Aynı kültürün, aynı coğrafyanın mahsulü kentlere yakışmayan suni gerginlikten muzdarip futbol izleyicileri için o kara günler çok geride kaldı. Trabzonspor’un bir ağabey edasıyla kadroda düşünmediği oyuncuları komşu şehirlere vermesi ile yumuşayan ilişkiler sonrası artık Karadeniz derbilerinde futbol konuşabilir hale geldik.
Hatta bu maçlar taraftarların yan yana, kol kola izlediği bir etkinlik, bir şölen havasına büründü desek abartmış olmayız.
Saha dışı gözlemlediğim bu fakat sahada durum biraz farklı..
Bir tarafta şampiyonluklarına yenisini eklemek adına her puan kırıntısına talip namı değer Karadeniz Fırtınası, diğer tarafta süper ligde kalıcı olmak, ilerleyen haftalarda kötü rüya görmemek adına puan kaybına tahammülü olmayan komşu şehir Giresunspor.
Herkesin imrenerek baktığı Trabzonspor kadrosunun nazara geldiğini söyleyerek maçı anlatmaya başlayalım.
Gervinho, Edgar ile başlayan yaprak dökümü, N'wakaeme, Siopis ve Koita'nın covite yakalanması, Hamsik'in maç önü sakatlanması da eklenince maçın kolay geçmeyeceği anlaşıldı.
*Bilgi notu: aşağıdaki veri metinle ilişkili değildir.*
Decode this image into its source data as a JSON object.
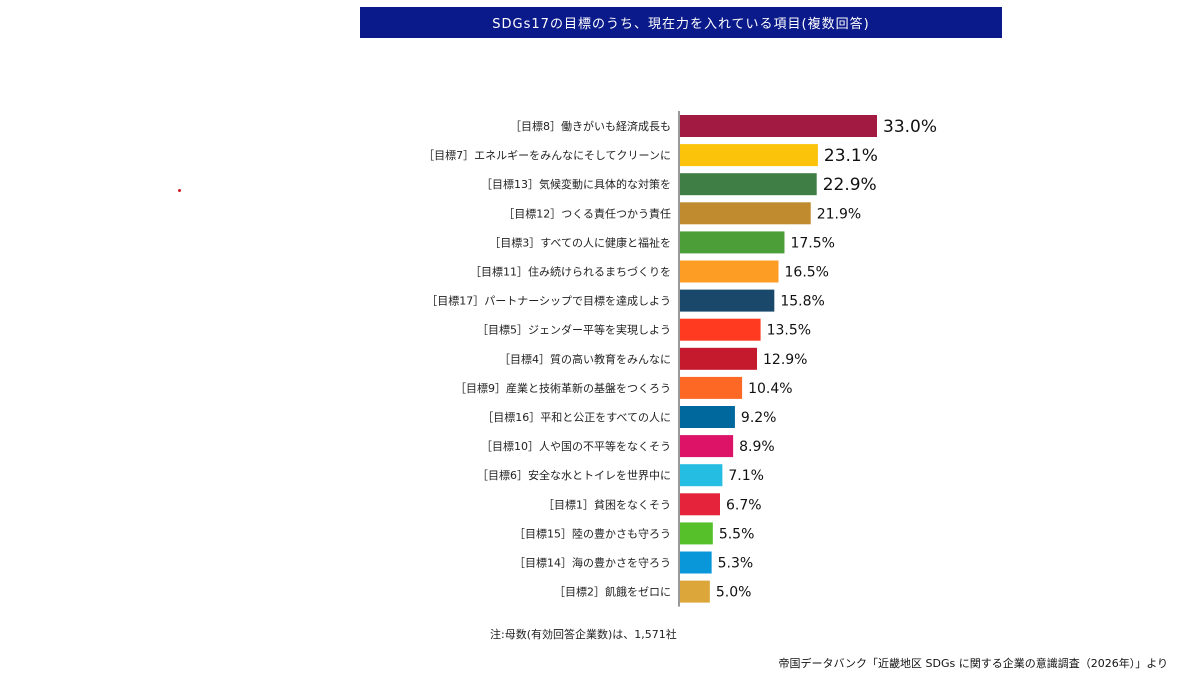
{
  "title": "SDGs17の目標のうち、現在力を入れている項目(複数回答)",
  "note": "注:母数(有効回答企業数)は、1,571社",
  "source": "帝国データバンク「近畿地区 SDGs に関する企業の意識調査（2026年）」より",
  "chart_data": {
    "type": "bar",
    "orientation": "horizontal",
    "title": "SDGs17の目標のうち、現在力を入れている項目(複数回答)",
    "xlabel": "",
    "ylabel": "",
    "unit": "%",
    "xlim": [
      0,
      33.0
    ],
    "grid": false,
    "categories": [
      "［目標8］働きがいも経済成長も",
      "［目標7］エネルギーをみんなにそしてクリーンに",
      "［目標13］気候変動に具体的な対策を",
      "［目標12］つくる責任つかう責任",
      "［目標3］すべての人に健康と福祉を",
      "［目標11］住み続けられるまちづくりを",
      "［目標17］パートナーシップで目標を達成しよう",
      "［目標5］ジェンダー平等を実現しよう",
      "［目標4］質の高い教育をみんなに",
      "［目標9］産業と技術革新の基盤をつくろう",
      "［目標16］平和と公正をすべての人に",
      "［目標10］人や国の不平等をなくそう",
      "［目標6］安全な水とトイレを世界中に",
      "［目標1］貧困をなくそう",
      "［目標15］陸の豊かさも守ろう",
      "［目標14］海の豊かさを守ろう",
      "［目標2］飢餓をゼロに"
    ],
    "values": [
      33.0,
      23.1,
      22.9,
      21.9,
      17.5,
      16.5,
      15.8,
      13.5,
      12.9,
      10.4,
      9.2,
      8.9,
      7.1,
      6.7,
      5.5,
      5.3,
      5.0
    ],
    "value_labels": [
      "33.0%",
      "23.1%",
      "22.9%",
      "21.9%",
      "17.5%",
      "16.5%",
      "15.8%",
      "13.5%",
      "12.9%",
      "10.4%",
      "9.2%",
      "8.9%",
      "7.1%",
      "6.7%",
      "5.5%",
      "5.3%",
      "5.0%"
    ],
    "emphasized_top": 3,
    "colors": [
      "#a21942",
      "#fcc30b",
      "#3f7e44",
      "#bf8b2e",
      "#4c9f38",
      "#fd9d24",
      "#19486a",
      "#ff3a21",
      "#c5192d",
      "#fd6925",
      "#00689d",
      "#dd1367",
      "#26bde2",
      "#e5243b",
      "#56c02b",
      "#0a97d9",
      "#dda63a"
    ]
  }
}
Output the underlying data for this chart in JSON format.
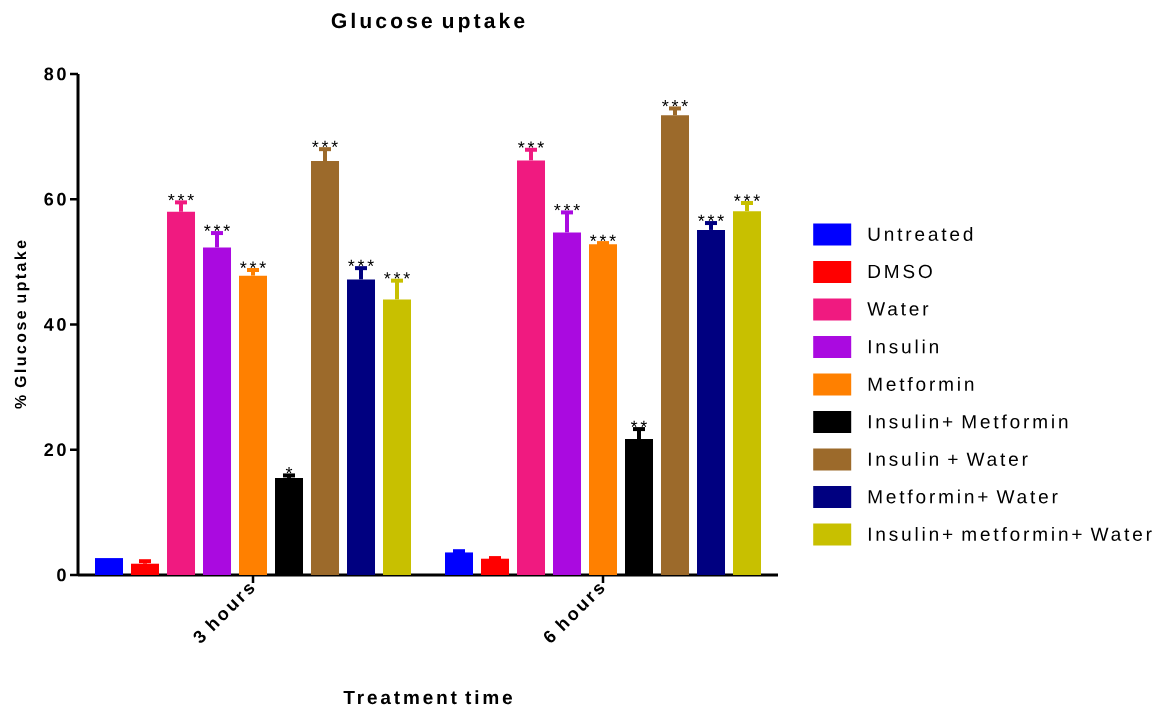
{
  "chart_data": {
    "type": "bar",
    "title": "Glucose uptake",
    "xlabel": "Treatment time",
    "ylabel": "% Glucose uptake",
    "categories": [
      "3 hours",
      "6 hours"
    ],
    "series": [
      {
        "name": "Untreated",
        "color": "#0000ff",
        "values": [
          2.7,
          3.6
        ],
        "errors": [
          null,
          [
            3.6,
            3.8
          ]
        ],
        "value_labels": [
          null,
          null
        ]
      },
      {
        "name": "DMSO",
        "color": "#ff0000",
        "values": [
          1.8,
          2.6
        ],
        "errors": [
          [
            1.8,
            2.2
          ],
          [
            2.6,
            2.7
          ]
        ],
        "value_labels": [
          null,
          null
        ]
      },
      {
        "name": "Water",
        "color": "#f01a80",
        "values": [
          58.0,
          66.2
        ],
        "errors": [
          [
            58.0,
            59.5
          ],
          [
            66.2,
            67.9
          ]
        ],
        "value_labels": [
          "***",
          "***"
        ]
      },
      {
        "name": "Insulin",
        "color": "#aa0ae0",
        "values": [
          52.3,
          54.7
        ],
        "errors": [
          [
            52.3,
            54.6
          ],
          [
            54.7,
            57.9
          ]
        ],
        "value_labels": [
          "***",
          "***"
        ]
      },
      {
        "name": "Metformin",
        "color": "#ff8000",
        "values": [
          47.8,
          52.8
        ],
        "errors": [
          [
            47.8,
            48.7
          ],
          [
            52.8,
            53.0
          ]
        ],
        "value_labels": [
          "***",
          "***"
        ]
      },
      {
        "name": "Insulin+ Metformin",
        "color": "#000000",
        "values": [
          15.5,
          21.7
        ],
        "errors": [
          [
            15.5,
            15.9
          ],
          [
            21.7,
            23.3
          ]
        ],
        "value_labels": [
          "*",
          "**"
        ]
      },
      {
        "name": "Insulin + Water",
        "color": "#9c6a2b",
        "values": [
          66.1,
          73.4
        ],
        "errors": [
          [
            66.1,
            68.0
          ],
          [
            73.4,
            74.5
          ]
        ],
        "value_labels": [
          "***",
          "***"
        ]
      },
      {
        "name": "Metformin+ Water",
        "color": "#000080",
        "values": [
          47.2,
          55.1
        ],
        "errors": [
          [
            47.2,
            49.0
          ],
          [
            55.1,
            56.2
          ]
        ],
        "value_labels": [
          "***",
          "***"
        ]
      },
      {
        "name": "Insulin+ metformin+ Water",
        "color": "#c8c000",
        "values": [
          44.0,
          58.1
        ],
        "errors": [
          [
            44.0,
            47.0
          ],
          [
            58.1,
            59.4
          ]
        ],
        "value_labels": [
          "***",
          "***"
        ]
      }
    ],
    "ylim": [
      0,
      80
    ],
    "yticks": [
      0,
      20,
      40,
      60,
      80
    ],
    "legend": "right"
  }
}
Çok koşan, atletik, diri bir takıma karşı kilidi açacak, rakibin direncini kıracak kaliteli ayaklar olmayınca fırtına beklediğim üzere ilk 45 dakikada pozisyon üretmekte zorlandı. Hatta elle tutulur gözle görülür ciddi bir gol pozisyonu görmedik desem abartmış olmam.
İkinci yarıda ilk yarıdan farklı başlamadı. Daha doğru tespitle kenarda oyuna dahil edecek oyuncu olmayınca sahadaki oyunculara mahkum kalıyorsun bir yerde.. Oyuna akıl koyan olmayınca bir nevi kör dövüşüne döndü oyun..
Kör dövüşünde de kör kurşun misali nadir geldiği pozisyonda misafir takım golü buldu. Golden sonra zaten üretmekte zorlanan Fırtına iyice oyundan koptu.
Tam maçı kaybediyoruz galiba derken Peres'in ortasında Cornelius harika bir vuruşla skora dengeyi getirdi.
Golden sonra özlenen Fırtına vardı sahada. Sağlı sollu müthiş bir baskı kurdu. İki kanat bekinin Peres ve Pushacz'ın etkili oyunu Cornelius'un ceza yayı içerisindeki etkili oyunu ile kazanma şansı ayağımıza geldi fakat iki kez topun başına gelen Bakasetas değerlendiremedi ve maç beraberlikle sonuçlandı.
Tebrikler çocuklar..
"Golden sonra özlenen Fırtına vardı sahada. Sağlı sollu müthiş bir baskı kurdu. İki kanat bekinin Peres ve Pushacz'ın etkili oyunu Cornelius'un ceza yayı içerisindeki etkili oyunu..."
Peki sormazlar mı adama bu etkili adamlar 60 dakika nerede idiler. 60 dakika boyunca neden baskı uygulamadılar? Madem baskılı ve coşkulu oynayabiliyorlardı da 60 dakika neyi beklediler. İlk yarılardaki vurdumduymaz oyun anlayışı ile iki maçta dört puana yazık olmadı mı?